Open Domain Question Answering Using Early Fusion of Knowledge Bases and Text (1809.00782v1)

Abstract: Open Domain Question Answering (QA) is evolving from complex pipelined systems to end-to-end deep neural networks. Specialized neural models have been developed for extracting answers from either text alone or Knowledge Bases (KBs) alone. In this paper we look at a more practical setting, namely QA over the combination of a KB and entity-linked text, which is appropriate when an incomplete KB is available with a large text corpus. Building on recent advances in graph representation learning we propose a novel model, GRAFT-Net, for extracting answers from a question-specific subgraph containing text and KB entities and relations. We construct a suite of benchmark tasks for this problem, varying the difficulty of questions, the amount of training data, and KB completeness. We show that GRAFT-Net is competitive with the state-of-the-art when tested using either KBs or text alone, and vastly outperforms existing methods in the combined setting. Source code is available at https://github.com/OceanskySun/GraftNet .

Open Domain Question Answering Using Early Fusion of Knowledge Bases and Text

This paper examines the evolution of Open Domain Question Answering (QA) from traditional, complex pipelines to deep neural networks designed for end-to-end learning. The research focuses on the integration of two primary information sources: structured Knowledge Bases (KBs) and text documents, through a model named GRAFT-Net. This approach addresses scenarios where neither the KB nor the text alone is sufficient for comprehensive QA.
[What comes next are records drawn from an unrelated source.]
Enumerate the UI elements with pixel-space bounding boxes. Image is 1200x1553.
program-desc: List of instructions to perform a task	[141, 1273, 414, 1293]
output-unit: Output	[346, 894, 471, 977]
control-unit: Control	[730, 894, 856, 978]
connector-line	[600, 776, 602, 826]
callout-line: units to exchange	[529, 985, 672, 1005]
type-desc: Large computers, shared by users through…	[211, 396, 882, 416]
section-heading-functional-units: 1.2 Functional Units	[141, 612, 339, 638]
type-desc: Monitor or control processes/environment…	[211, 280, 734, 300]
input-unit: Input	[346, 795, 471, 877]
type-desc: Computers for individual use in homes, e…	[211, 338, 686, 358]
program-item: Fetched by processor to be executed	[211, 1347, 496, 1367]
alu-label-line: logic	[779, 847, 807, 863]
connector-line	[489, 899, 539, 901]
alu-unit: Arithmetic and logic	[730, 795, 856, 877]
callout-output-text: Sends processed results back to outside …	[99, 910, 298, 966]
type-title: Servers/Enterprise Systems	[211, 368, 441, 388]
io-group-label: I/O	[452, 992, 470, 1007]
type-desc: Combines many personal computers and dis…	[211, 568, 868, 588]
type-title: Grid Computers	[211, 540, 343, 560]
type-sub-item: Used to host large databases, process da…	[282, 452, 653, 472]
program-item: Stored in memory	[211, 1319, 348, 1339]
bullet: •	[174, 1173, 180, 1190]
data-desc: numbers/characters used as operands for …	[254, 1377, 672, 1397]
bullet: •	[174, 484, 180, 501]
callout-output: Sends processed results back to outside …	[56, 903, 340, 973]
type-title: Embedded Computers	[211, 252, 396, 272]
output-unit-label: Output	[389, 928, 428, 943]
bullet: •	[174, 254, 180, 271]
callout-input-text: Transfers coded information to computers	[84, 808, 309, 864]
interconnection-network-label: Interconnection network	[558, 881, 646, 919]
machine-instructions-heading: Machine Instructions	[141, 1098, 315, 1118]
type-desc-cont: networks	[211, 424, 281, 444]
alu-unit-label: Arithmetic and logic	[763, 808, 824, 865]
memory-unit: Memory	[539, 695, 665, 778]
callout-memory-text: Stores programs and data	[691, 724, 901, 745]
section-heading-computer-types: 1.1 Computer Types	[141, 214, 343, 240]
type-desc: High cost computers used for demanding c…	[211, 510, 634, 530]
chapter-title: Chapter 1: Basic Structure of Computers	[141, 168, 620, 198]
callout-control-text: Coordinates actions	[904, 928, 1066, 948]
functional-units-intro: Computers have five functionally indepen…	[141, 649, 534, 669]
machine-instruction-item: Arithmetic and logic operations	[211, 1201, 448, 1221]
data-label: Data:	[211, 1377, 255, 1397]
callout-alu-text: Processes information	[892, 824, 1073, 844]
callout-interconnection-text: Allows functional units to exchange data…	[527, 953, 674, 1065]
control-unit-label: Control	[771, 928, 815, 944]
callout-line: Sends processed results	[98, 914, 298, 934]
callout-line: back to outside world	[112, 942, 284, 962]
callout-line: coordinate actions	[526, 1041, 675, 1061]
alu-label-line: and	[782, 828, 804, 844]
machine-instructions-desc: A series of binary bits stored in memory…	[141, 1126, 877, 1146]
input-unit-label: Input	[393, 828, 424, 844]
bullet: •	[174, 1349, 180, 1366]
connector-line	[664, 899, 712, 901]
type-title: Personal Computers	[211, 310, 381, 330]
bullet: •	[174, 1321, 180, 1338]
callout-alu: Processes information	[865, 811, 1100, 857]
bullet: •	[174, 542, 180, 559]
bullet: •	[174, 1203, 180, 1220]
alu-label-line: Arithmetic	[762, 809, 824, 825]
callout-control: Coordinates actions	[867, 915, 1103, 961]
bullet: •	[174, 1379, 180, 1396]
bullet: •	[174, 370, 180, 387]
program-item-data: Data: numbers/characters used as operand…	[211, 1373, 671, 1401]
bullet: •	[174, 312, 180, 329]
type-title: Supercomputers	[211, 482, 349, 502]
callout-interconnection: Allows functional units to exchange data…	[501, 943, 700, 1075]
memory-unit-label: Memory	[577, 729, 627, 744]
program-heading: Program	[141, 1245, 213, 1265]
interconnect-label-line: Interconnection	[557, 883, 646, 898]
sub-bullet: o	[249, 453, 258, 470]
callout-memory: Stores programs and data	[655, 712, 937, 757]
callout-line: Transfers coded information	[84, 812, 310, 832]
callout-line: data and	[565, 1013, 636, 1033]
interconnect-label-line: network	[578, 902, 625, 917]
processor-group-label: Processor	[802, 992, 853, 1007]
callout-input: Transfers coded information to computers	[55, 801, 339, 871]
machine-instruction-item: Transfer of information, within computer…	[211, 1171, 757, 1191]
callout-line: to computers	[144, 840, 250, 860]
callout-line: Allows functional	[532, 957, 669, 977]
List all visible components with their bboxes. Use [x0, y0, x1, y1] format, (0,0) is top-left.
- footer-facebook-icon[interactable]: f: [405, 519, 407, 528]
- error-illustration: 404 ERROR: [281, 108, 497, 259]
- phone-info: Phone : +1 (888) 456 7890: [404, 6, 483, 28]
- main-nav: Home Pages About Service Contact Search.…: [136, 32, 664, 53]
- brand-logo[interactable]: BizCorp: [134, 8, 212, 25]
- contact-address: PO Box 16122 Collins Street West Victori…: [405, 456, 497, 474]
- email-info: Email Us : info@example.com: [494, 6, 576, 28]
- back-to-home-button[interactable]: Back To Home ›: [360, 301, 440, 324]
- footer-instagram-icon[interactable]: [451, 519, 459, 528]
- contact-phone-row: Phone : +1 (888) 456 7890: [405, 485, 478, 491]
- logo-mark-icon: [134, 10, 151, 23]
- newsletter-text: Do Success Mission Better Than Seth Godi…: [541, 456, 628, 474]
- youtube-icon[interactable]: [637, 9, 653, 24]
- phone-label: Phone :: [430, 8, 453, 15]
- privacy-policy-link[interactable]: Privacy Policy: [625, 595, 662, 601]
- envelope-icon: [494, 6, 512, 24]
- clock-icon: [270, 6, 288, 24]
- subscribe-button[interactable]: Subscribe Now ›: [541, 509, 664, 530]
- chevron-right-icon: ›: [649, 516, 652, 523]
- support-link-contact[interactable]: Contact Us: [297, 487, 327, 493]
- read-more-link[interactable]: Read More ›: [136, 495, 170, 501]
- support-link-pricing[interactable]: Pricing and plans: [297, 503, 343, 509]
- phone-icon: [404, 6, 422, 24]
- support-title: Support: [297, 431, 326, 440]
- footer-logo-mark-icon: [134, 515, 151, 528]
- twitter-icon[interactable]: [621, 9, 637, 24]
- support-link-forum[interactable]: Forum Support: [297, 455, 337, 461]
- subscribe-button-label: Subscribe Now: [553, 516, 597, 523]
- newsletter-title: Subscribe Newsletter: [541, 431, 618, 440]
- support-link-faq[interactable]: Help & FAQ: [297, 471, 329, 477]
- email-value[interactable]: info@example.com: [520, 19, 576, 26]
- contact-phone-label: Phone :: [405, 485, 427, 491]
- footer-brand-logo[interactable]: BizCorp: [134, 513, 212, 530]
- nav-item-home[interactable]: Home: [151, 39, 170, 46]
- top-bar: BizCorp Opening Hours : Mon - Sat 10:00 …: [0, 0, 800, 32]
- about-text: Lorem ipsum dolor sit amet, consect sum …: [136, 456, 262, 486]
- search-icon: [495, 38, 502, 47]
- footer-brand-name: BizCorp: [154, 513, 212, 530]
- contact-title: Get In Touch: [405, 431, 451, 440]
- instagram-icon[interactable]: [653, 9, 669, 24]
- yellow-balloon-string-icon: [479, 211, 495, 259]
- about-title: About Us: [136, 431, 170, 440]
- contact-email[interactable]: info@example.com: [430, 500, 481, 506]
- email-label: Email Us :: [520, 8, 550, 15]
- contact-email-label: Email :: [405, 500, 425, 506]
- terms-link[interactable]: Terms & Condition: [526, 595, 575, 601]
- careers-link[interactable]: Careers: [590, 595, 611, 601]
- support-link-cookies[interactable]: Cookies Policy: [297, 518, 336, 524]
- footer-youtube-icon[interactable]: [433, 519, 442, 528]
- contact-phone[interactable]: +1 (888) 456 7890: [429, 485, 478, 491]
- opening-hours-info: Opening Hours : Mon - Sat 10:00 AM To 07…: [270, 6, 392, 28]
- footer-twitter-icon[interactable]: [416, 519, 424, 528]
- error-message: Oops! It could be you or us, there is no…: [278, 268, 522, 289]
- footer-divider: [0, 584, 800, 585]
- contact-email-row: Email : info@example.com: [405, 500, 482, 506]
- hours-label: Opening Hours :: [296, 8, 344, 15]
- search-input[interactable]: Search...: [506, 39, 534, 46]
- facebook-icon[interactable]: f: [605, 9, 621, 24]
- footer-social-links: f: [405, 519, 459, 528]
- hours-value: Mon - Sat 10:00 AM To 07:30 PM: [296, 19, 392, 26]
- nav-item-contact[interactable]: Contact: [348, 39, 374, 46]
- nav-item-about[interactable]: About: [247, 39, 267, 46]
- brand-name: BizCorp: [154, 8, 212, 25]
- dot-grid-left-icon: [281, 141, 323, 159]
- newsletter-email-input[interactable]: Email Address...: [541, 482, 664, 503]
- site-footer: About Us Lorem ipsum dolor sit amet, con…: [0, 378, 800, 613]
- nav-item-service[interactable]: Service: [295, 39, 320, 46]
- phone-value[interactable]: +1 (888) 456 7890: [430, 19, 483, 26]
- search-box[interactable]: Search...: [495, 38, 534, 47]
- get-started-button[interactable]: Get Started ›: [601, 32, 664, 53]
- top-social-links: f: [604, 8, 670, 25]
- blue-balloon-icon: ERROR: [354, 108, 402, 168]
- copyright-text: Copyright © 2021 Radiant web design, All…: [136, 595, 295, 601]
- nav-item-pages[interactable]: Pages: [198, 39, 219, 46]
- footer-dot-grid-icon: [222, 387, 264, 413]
Key Contributions and Findings

1. Single-model Architecture: The authors propose GRAFT-Net, an early fusion model that combines text and KB data into a single, unified graph structure. The model uses graph representation learning to propagate information across this heterogeneous graph, thereby enabling the extraction of answer entities in a question-specific subgraph containing both text and KB elements.
2. Graph Construction and Learning: The GRAFT-Net leverages graph convolutional networks and includes innovations such as heterogeneous update rules tailored for diverse node types. Additionally, it implements directed propagation inspired by personalized PageRank, allowing efficient dissemination of embeddings along relevant paths in the graph.
3. Benchmark Tasks and Experimental Validation: To evaluate GRAFT-Net, the authors construct benchmark tasks that test the model's ability to handle varying degrees of question difficulty and KB completeness. Results indicate that GRAFT-Net is robust across these conditions, outperforming existing methods in scenarios that require early fusion of text and KBs.
4. Comparison with Existing Methods: The paper highlights that GRAFT-Net is competitive with state-of-the-art models in both specialized KB-only and text-only QA tasks, demonstrating its versatility and efficiency.
5. Implications and Future Directions: The research opens avenues for practical applications in AI systems where information must be extracted from multiple sources. It suggests potential improvements in real-world QA systems by combining diverse data types into a cohesive analysis method. Future work could explore the integration of open text spans as outputs and the enhancement of the subgraph retrieval process.

Implications for AI Development

The integration of structured KB and unstructured text sources into a single queryable framework represents a significant advancement in QA systems. It acknowledges the limitations of relying solely on either information modality and points towards a more integrated data-driven QA approach. Furthermore, the research underscores the importance of developing robust, flexible models capable of adapting to varying levels of KB completeness and question complexity, which is critical for the scalability of AI applications in dynamic and information-rich environments.

Numerical Results

In empirical tests, GRAFT-Net consistently showed strong performance improvements when compared to both late fusion methods and existing QA models, particularly in settings where the KB is incomplete, and the integration of information from text is necessary. These results underscore the model's capability to generalize across different task settings, further supporting the viability of early fusion strategies for multi-source QA applications.

In conclusion, this paper presents a comprehensive framework for QA through the early fusion of KBs and text, establishing a baseline for future advances in hybrid information source QA models. The research provides both a theoretical basis and practical algorithmic innovations, positioning itself as a robust tool for researchers and practitioners aiming to enhance QA systems with combined data inputs.